短編小説『彼女の瞳に輝く花火』
息も切らせず上がっていた花火は、1時間近くも経つと、さすがに連発と闇の間隔が、長くなってきた。
隣の老夫婦は、その終焉を見ることに不安を感じたのか、早々に帰ってしまった。
潮の香りを含んだ、ねっとり体にまとわりつくような熱風が吹いてきた。
母親に抱かれて大人しく花火を見ていた赤ちゃんは敏感なのか、ぐずりだした。
泣き止まない赤ちゃんの声と嫌な風が、不快に感じてきたので、私は帰りたくなってきた。

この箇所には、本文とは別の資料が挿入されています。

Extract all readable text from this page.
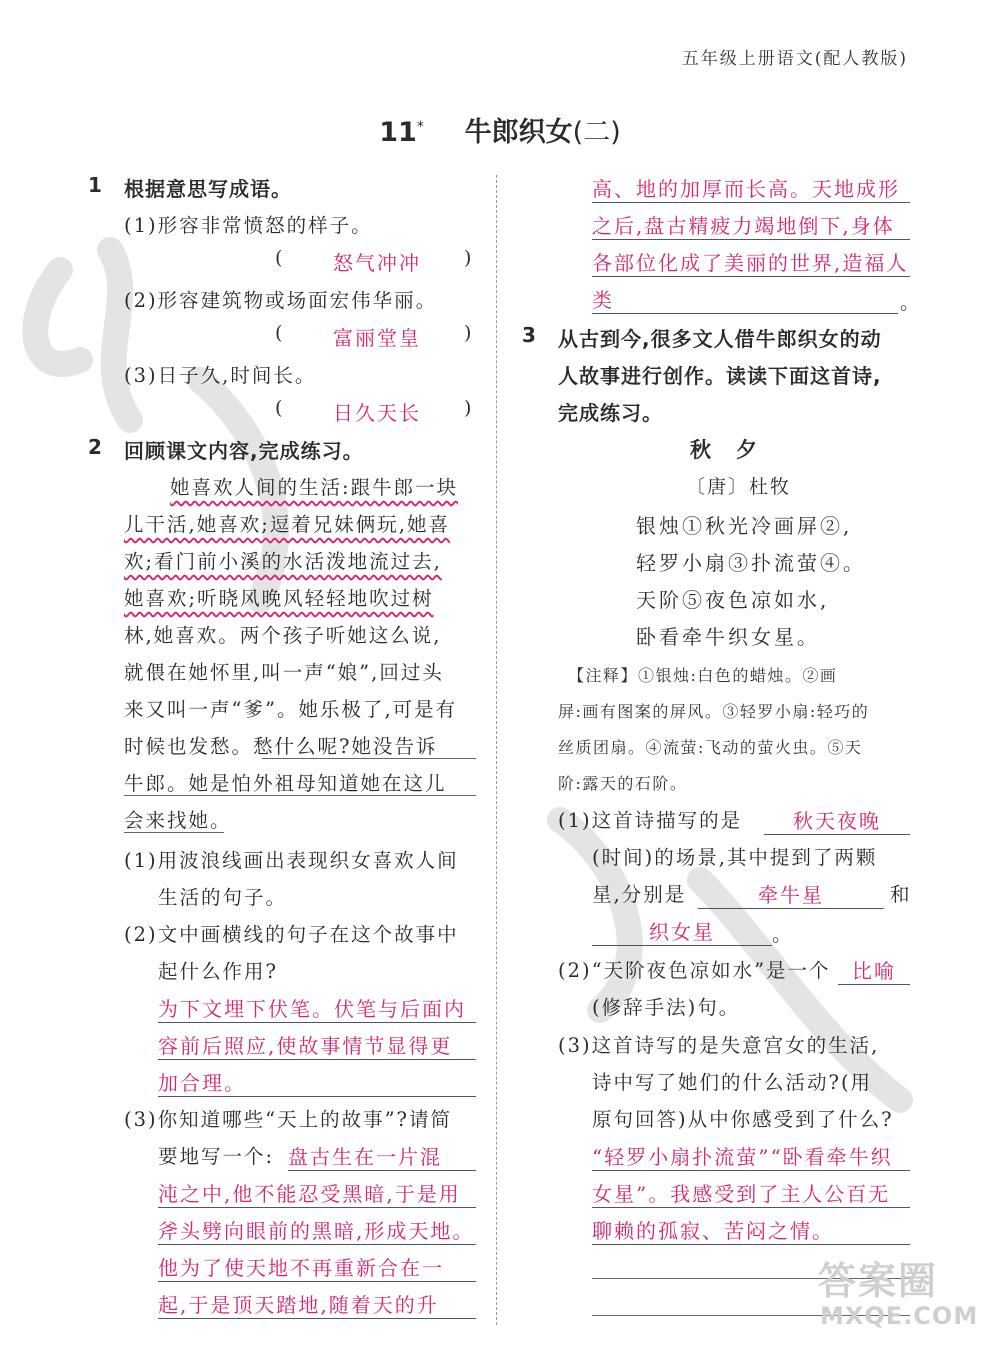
五年级上册语文(配人教版)
11* 牛郎织女(二)
1 根据意思写成语。
(1)形容非常愤怒的样子。
(	怒气冲冲 )
(2)形容建筑物或场面宏伟华丽。
(	富丽堂皇 )
(3)日子久,时间长。
(	日久天长 )
2 回顾课文内容,完成练习。
她喜欢人间的生活:跟牛郎一块
儿干活,她喜欢;逗着兄妹俩玩,她喜
欢;看门前小溪的水活泼地流过去,
她喜欢;听晓风晚风轻轻地吹过树
林,她喜欢。两个孩子听她这么说,
就偎在她怀里,叫一声“娘”,回过头
来又叫一声“爹”。她乐极了,可是有
时候也发愁。愁什么呢?她没告诉
牛郎。她是怕外祖母知道她在这儿
会来找她。
(1)用波浪线画出表现织女喜欢人间
生活的句子。
(2)文中画横线的句子在这个故事中
起什么作用?
为下文埋下伏笔。伏笔与后面内
容前后照应,使故事情节显得更
加合理。
(3)你知道哪些“天上的故事”?请简
要地写一个: 盘古生在一片混
沌之中,他不能忍受黑暗,于是用
斧头劈向眼前的黑暗,形成天地。
他为了使天地不再重新合在一
起,于是顶天踏地,随着天的升
高、地的加厚而长高。天地成形
之后,盘古精疲力竭地倒下,身体
各部位化成了美丽的世界,造福人
类	。
3 从古到今,很多文人借牛郎织女的动
人故事进行创作。读读下面这首诗,
完成练习。
秋　夕
〔唐〕杜牧
银烛①秋光冷画屏②,
轻罗小扇③扑流萤④。
天阶⑤夜色凉如水,
卧看牵牛织女星。
【注释】①银烛:白色的蜡烛。②画
屏:画有图案的屏风。③轻罗小扇:轻巧的
丝质团扇。④流萤:飞动的萤火虫。⑤天
阶:露天的石阶。
(1)这首诗描写的是	秋天夜晚
(时间)的场景,其中提到了两颗
星,分别是	牵牛星	和
织女星	。
(2)“天阶夜色凉如水”是一个	比喻
(修辞手法)句。
(3)这首诗写的是失意宫女的生活,
诗中写了她们的什么活动?(用
原句回答)从中你感受到了什么?
“轻罗小扇扑流萤”“卧看牵牛织
女星”。我感受到了主人公百无
聊赖的孤寂、苦闷之情。
答案圈
MXQE.COM
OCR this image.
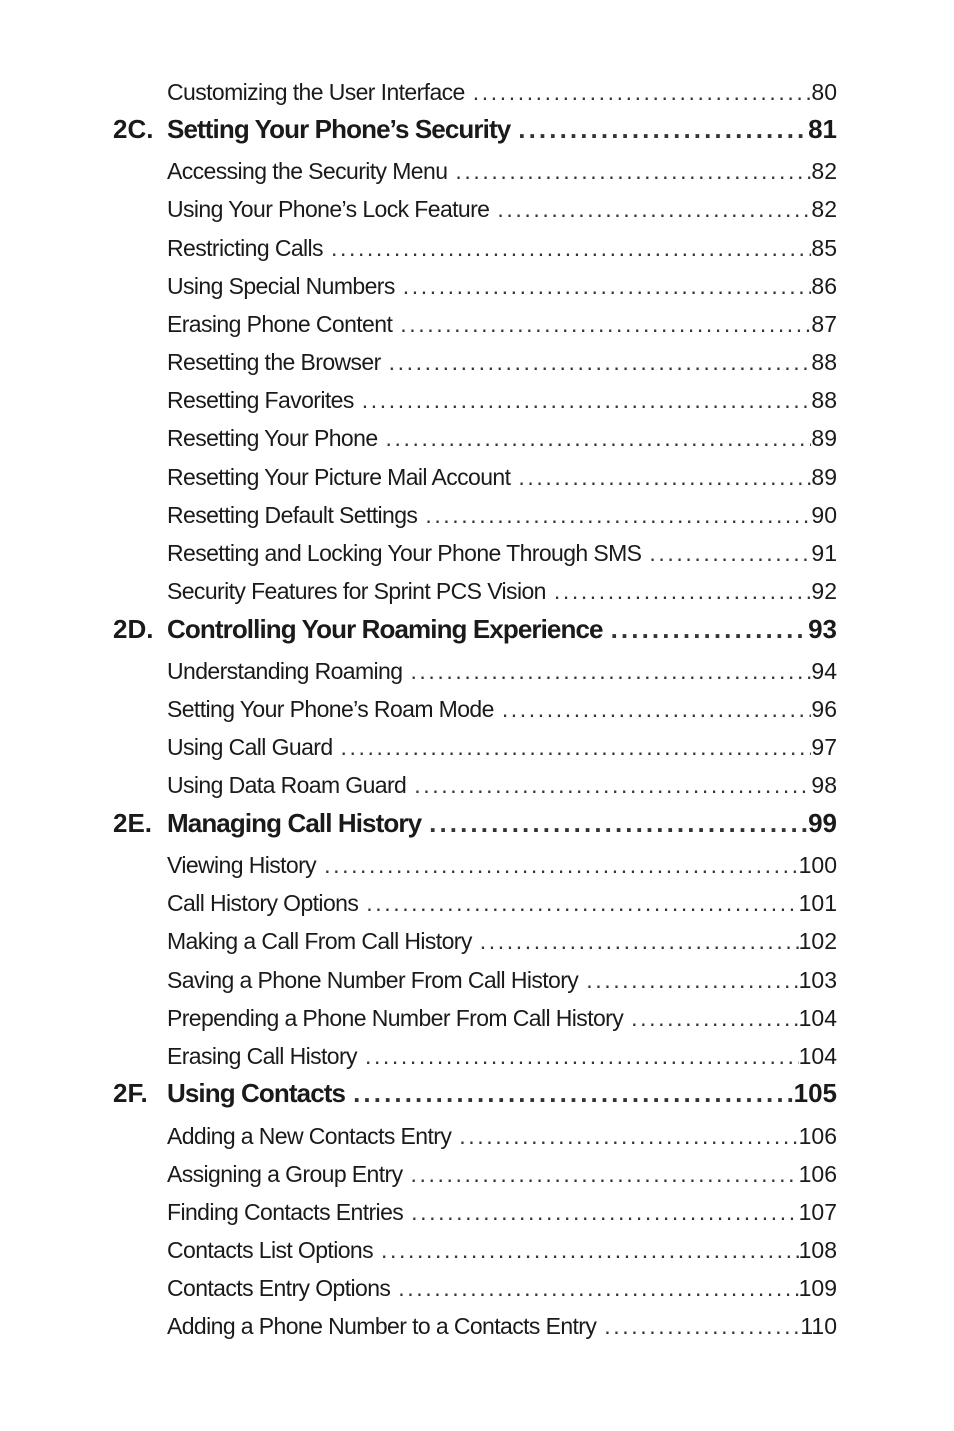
Customizing the User Interface .....	80
2C. Setting Your Phone’s Security .....	81
Accessing the Security Menu .....	82
Using Your Phone’s Lock Feature .....	82
Restricting Calls .....	85
Using Special Numbers .....	86
Erasing Phone Content .....	87
Resetting the Browser .....	88
Resetting Favorites .....	88
Resetting Your Phone .....	89
Resetting Your Picture Mail Account .....	89
Resetting Default Settings .....	90
Resetting and Locking Your Phone Through SMS .....	91
Security Features for Sprint PCS Vision .....	92
2D. Controlling Your Roaming Experience .....	93
Understanding Roaming .....	94
Setting Your Phone’s Roam Mode .....	96
Using Call Guard .....	97
Using Data Roam Guard .....	98
2E. Managing Call History .....	99
Viewing History .....	100
Call History Options .....	101
Making a Call From Call History .....	102
Saving a Phone Number From Call History .....	103
Prepending a Phone Number From Call History .....	104
Erasing Call History .....	104
2F. Using Contacts .....	105
Adding a New Contacts Entry .....	106
Assigning a Group Entry .....	106
Finding Contacts Entries .....	107
Contacts List Options .....	108
Contacts Entry Options .....	109
Adding a Phone Number to a Contacts Entry .....	110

さすがに、迷惑だと思ったのか、赤ちゃんに気を使ったのか,赤ちゃんの泣き声の余韻を残しながら帰ってしまった。
私たち二人きりになってしまった。
連発のあとに彼女の顔を窺った。
香田美月は、一心にビルの間の闇を見続けていた。
よく見ると、暗闇を見ているはずの彼女の瞳には、キラキラと輝く花火が映っていた。
「まだ終わりじゃないですよね」
「これでもかと言うほどの連発があって終わるから、まだ終わりじゃないよ」
「私、最後まで見て良いですか」
「いいよ」
「何か見えるのですか?」
突然、声を掛けられた。
声をかけてきたのは、最新のジョギングウエアーに身を包んだ、50代半ばだろうか、大柄で腹のつき出た男だった。
「淀川の花火大会が、ここから見えるのです」
「そうですか、花火が見えるのですか。今年、単身赴任で大阪に来たのですけど、花火と言えば隅田川ですよね。思い出すなあ。私も、ご主人みたいに父娘で見に行きたいなあ」
その男は、ビルの隙間に見える花火を見たが、あまり興味を示さずに、歩いているのか、走っているのかわからないほどのゆっくりした速度で行ってしまった。
やっぱり、他人から見ると父娘に見えるのか。
香田美月の横顔を見た。
彼女の花火を映し出した輝いた瞳。
やっぱり、美しい。
私は、彼女の美しい瞳と裏腹に、体にまとわりつくような湿った生暖かい空気に、何か得体のしれない不安なものを感じるのだった。
妻子がいるのに、自分の娘と変わらない同じ会社の若い女性と二人きりで、町はずれの川辺で花火を見ている。
それを映し出す彼女の瞳に美しさを感じる。
もうしばらくで、花火は終わる。
やがて訪れる闇。
悪魔の誘いのような湿った生暖かい風。
腹の奥から湧き上げってくる黒い塊が増長してくることを恐れていた。
それとは裏腹に、出かける前に見た鏡に映し出された自分の老いぼれた姿。
名古屋で診察を受けた時に見せた若い医師の思いつめたような暗い表情。
それらが混在して、腹の奥で蠢きあうのだ。
すべてが不安なのだ。
このまま時が止まって欲しい。
いつまでも彼女の瞳に映る花火を見ていたい。